“混蛋!”
珈藍憤怒的喊聲傳出很遠,在一裏之外的樹洞裏麵,葉淩天、方不同正抱著昏迷的小姑娘,躲藏其中。
葉淩天的手臂、大腿、胸口,有三道血淋淋的傷口,往外流淌著鮮血。
傷口上有遊蛇一樣的微光閃動,那是珈藍銀蛇劍的劍氣殘餘,組織傷口止血愈合。
“好強的劍法,再慢一點兒咱們三個非被剁成肉餡兒不可。
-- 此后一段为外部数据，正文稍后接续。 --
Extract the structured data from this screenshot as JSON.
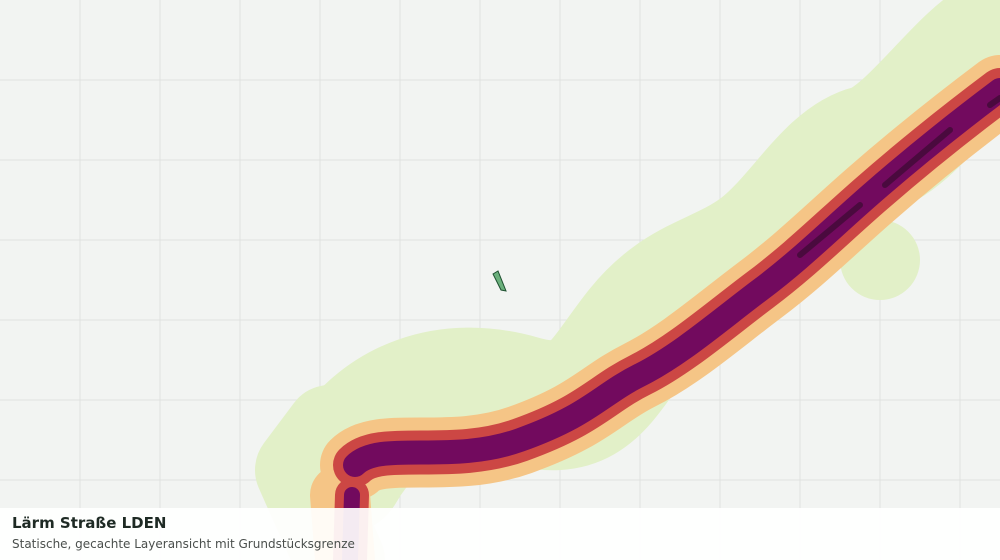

”
葉淩天在芥子須彌符中搜索片刻,找到了止血止痛的藥物,給了方不同一顆,自己也吞服了一顆。
清涼的涼意蔓延到全身,緩解了來自銀蛇劍氣肆虐帶來的疼痛。
“你,你是怎麽找到我的?”
方不同身上的傷勢比葉淩天重得多,他的五髒六腑在珈藍的劍下受到重創。
他已經做好了必死的決心,除了拿手的梅花鏢之外,他還有一張底牌沒有使用。
“從山上下來回村子,你在那邊兒鬧出多大動靜你自己不知道?我想不注意到都難。”
葉淩天沒好氣的嘀咕一聲,將身體靠在樹洞內的樹壁上,喘了一口氣兒。
“你瘋了是不是?珈藍的修為遠在你我之上,就是靈兒姐來了也討不到便宜,白白送了性命還怎麽報仇?”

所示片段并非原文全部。